La giornata, istituita per promuovere le diversità linguistiche e il multilinguismo, viene celebrata il 21 febbraio in tutto il mondo per ricordare un assassinio, risalente appunto al 1952,allorchè quattro studenti bengalesi di Dacca, allora nel Pakistan orientale, furono uccisi dalla polizia perché rivendicavano l’ufficialità della loro lingua.
Ma la ricorrenza è ancora più significativa se si riflette sul fatto che ogni due settimane una lingua scompare, portando con sé un intero patrimonio culturale e intellettuale.
Infatti, delle circa 7.168 lingueparlate oggi nel mondo, almeno la metà si estinguerà entro il 2100 e per questo l’Assemblea Generale delle Nazioni Unite ha proclamato per il periodo 2022-2032 il Decennio internazionale delle lingue indigene per impegnare le Nazioni alla conservazione, rivitalizzazione e promozione delle lingue indigene, in via appunto di scomparsa definitiva.

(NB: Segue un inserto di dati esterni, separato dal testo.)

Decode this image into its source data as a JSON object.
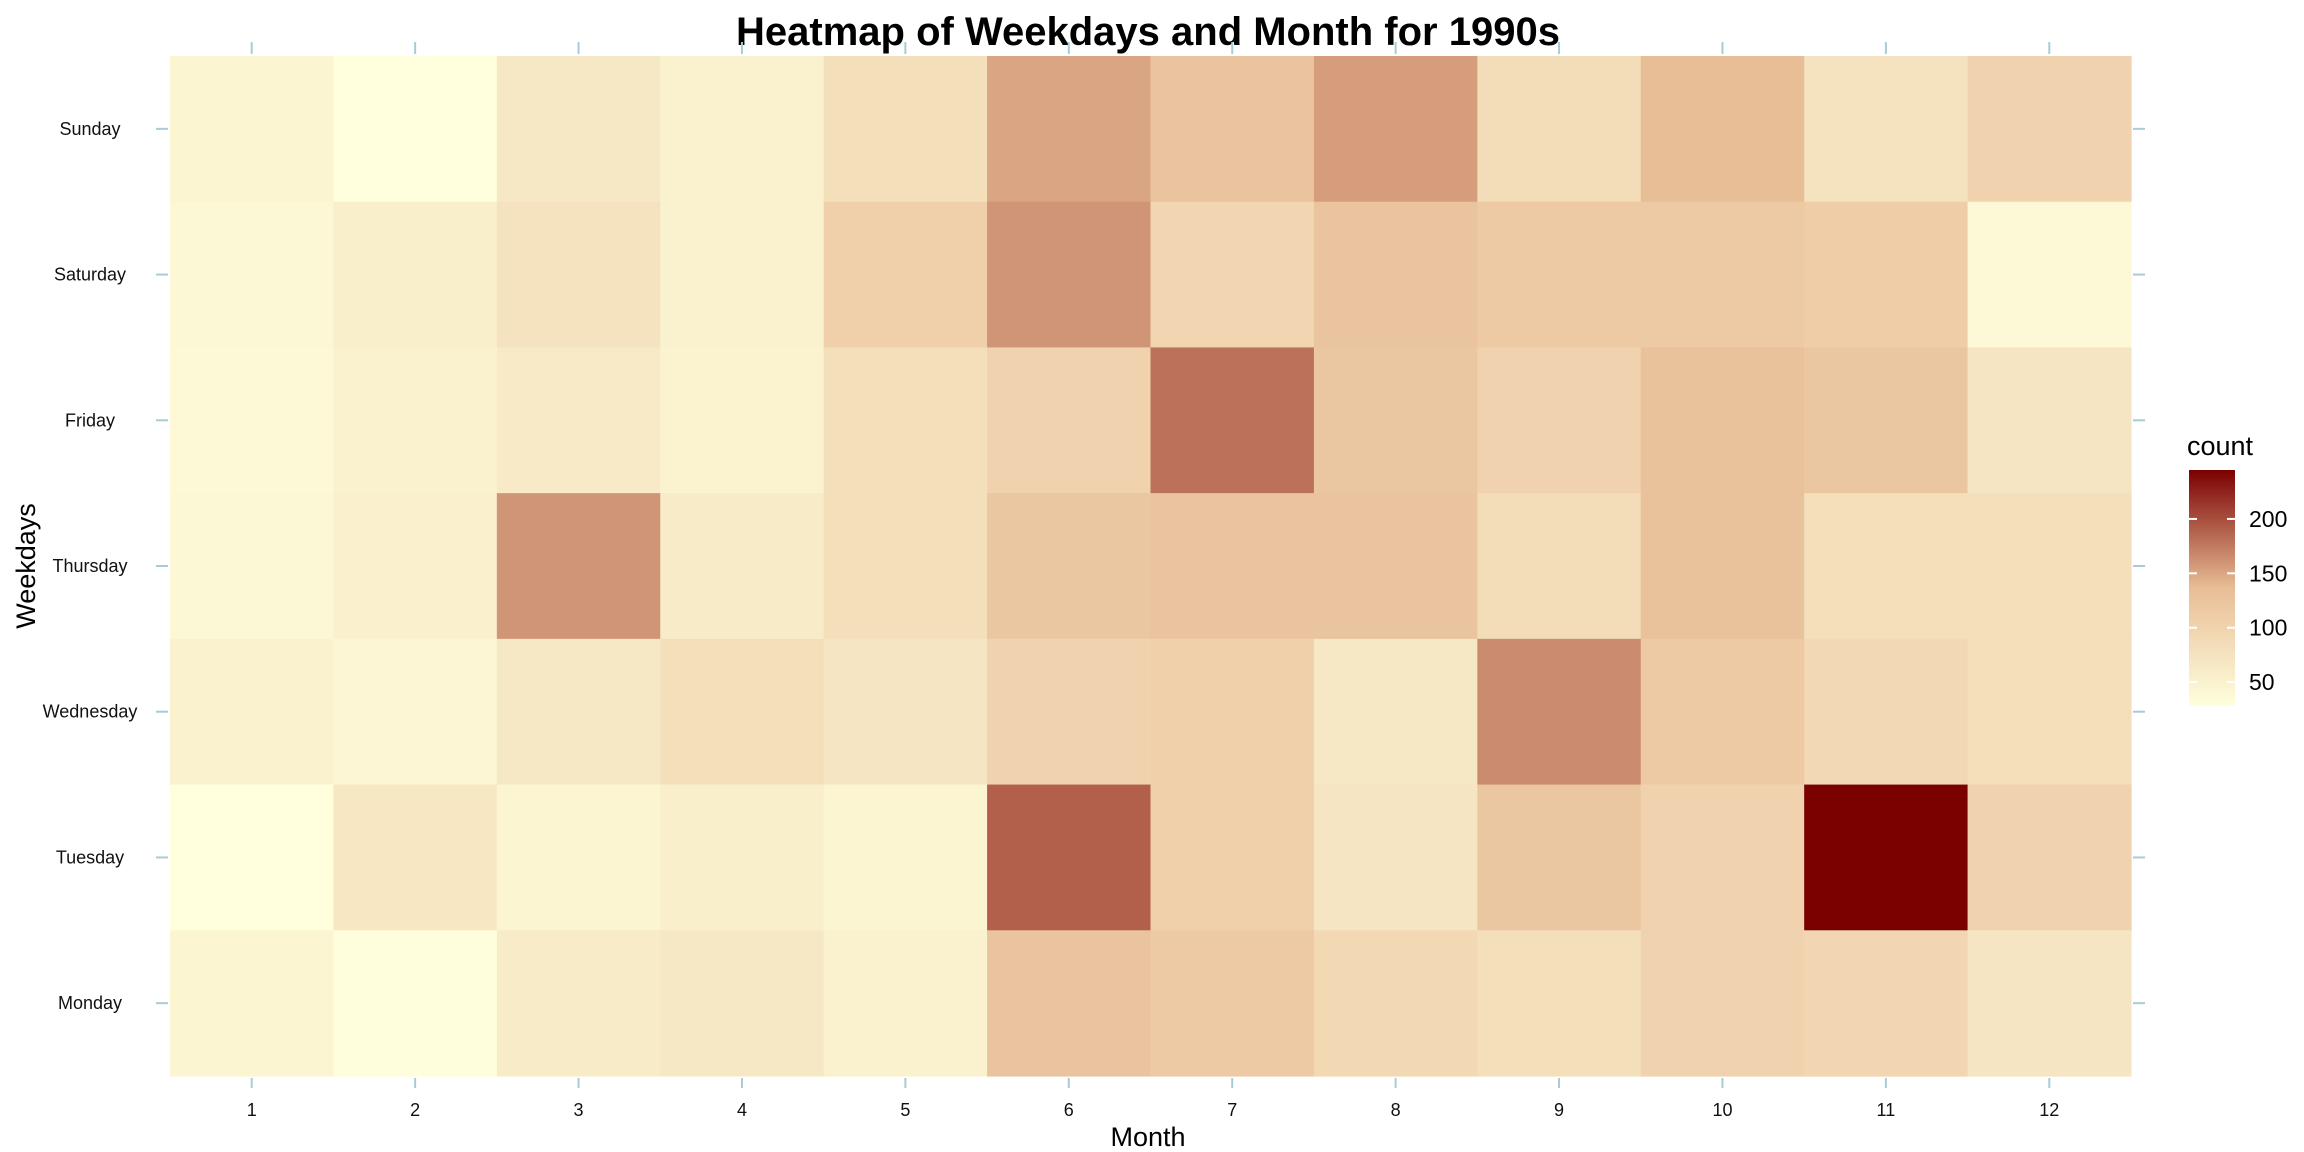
{
  "chart_data": {
    "type": "heatmap",
    "title": "Heatmap of Weekdays and Month for 1990s",
    "xlabel": "Month",
    "ylabel": "Weekdays",
    "x": [
      "1",
      "2",
      "3",
      "4",
      "5",
      "6",
      "7",
      "8",
      "9",
      "10",
      "11",
      "12"
    ],
    "y": [
      "Sunday",
      "Saturday",
      "Friday",
      "Thursday",
      "Wednesday",
      "Tuesday",
      "Monday"
    ],
    "values": [
      [
        45,
        28,
        65,
        50,
        80,
        150,
        125,
        155,
        85,
        135,
        75,
        100
      ],
      [
        40,
        55,
        75,
        50,
        105,
        160,
        95,
        125,
        115,
        115,
        110,
        38
      ],
      [
        38,
        50,
        62,
        48,
        80,
        100,
        180,
        120,
        100,
        130,
        120,
        70
      ],
      [
        40,
        52,
        160,
        60,
        80,
        120,
        125,
        125,
        85,
        130,
        80,
        80
      ],
      [
        50,
        42,
        65,
        80,
        70,
        100,
        105,
        65,
        165,
        115,
        90,
        80
      ],
      [
        28,
        68,
        45,
        55,
        45,
        190,
        105,
        70,
        120,
        100,
        245,
        100
      ],
      [
        45,
        30,
        60,
        65,
        50,
        125,
        115,
        90,
        80,
        100,
        95,
        70
      ]
    ],
    "color_scale": {
      "low": "#ffffdd",
      "mid": "#e8bd96",
      "high": "#7b0000"
    },
    "legend": {
      "title": "count",
      "ticks": [
        50,
        100,
        150,
        200
      ],
      "range": [
        28,
        245
      ],
      "position": "right"
    },
    "grid": false
  }
}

E proprio oggi a Roma, per l’occasione, si terrà un festival organizzato dalla sezione italiana dell’AIIC, Associazione internazionale degli interpreti di conferenza, per porre al centro dell’attenzione l’italiano come lingua madre e come l’elemento che unifica la comunità dei parlanti, e come “risorsa di pari dignità rispetto al patrimonio artistico, paesaggistico, culturale e gastronomico.
In ogni caso , specifica la linguista Valeria Della Valle all’AdnKronos, “La lingua italiana gode di buona salute “si arricchisce continuamente e forma nuove parole” ma questo non vuol dire che gli italiani “la conoscano bene. Spesso hanno perso, purtroppo, il contatto con il nostro idioma e lo usano senza conoscerne le regole”.
Ciò vuol dire, sottolinea la linguista, che “lo studio della lingua italiana non è più al centro dell’insegnamento. Bisognerebbe quindi incrementare la conoscenza dell’italiano attraverso la scuola. E mi riferisco non solo ai nostri connazionali, ma anche ai nuovi cittadini che arrivano da altri Paesi e che sono tanti”.
Altri pericoli verrebbero, dice Della Valle, “non certamente dall’uso di singole parole straniere ma dall’offerta di interi corsi universitari che vengono impartiti in alcuni atenei solo e unicamente in inglese”.
E infine la prof ricorda il linguista Luca Serianni, morto nel luglio del 2022, dicendo “che prima di tutto era un amico, un compagno di università. Abbiamo lavorato forse per 40 anni nella stessa stanza. Penso che nessuno come lui unisse all’altissimo livello culturale le doti umane di generosità e una dedizione totale a quella che era la sua missione, ovvero l’insegnamento. Il ricordo che ho di Serianni è legato al suo impegno certamente nella ricerca scientifica, nella saggistica e nell’università. Ma davanti a tutto metterei quello che ha fatto per la scuola. Non mi riferisco solo alla sua dottrina e alla sua scienza ma al suo impegno civile e umano per la scuola. Credo che questo impegno, tra le tante eredità che ci ha lasciato, sia davvero un lascito importantissimo”.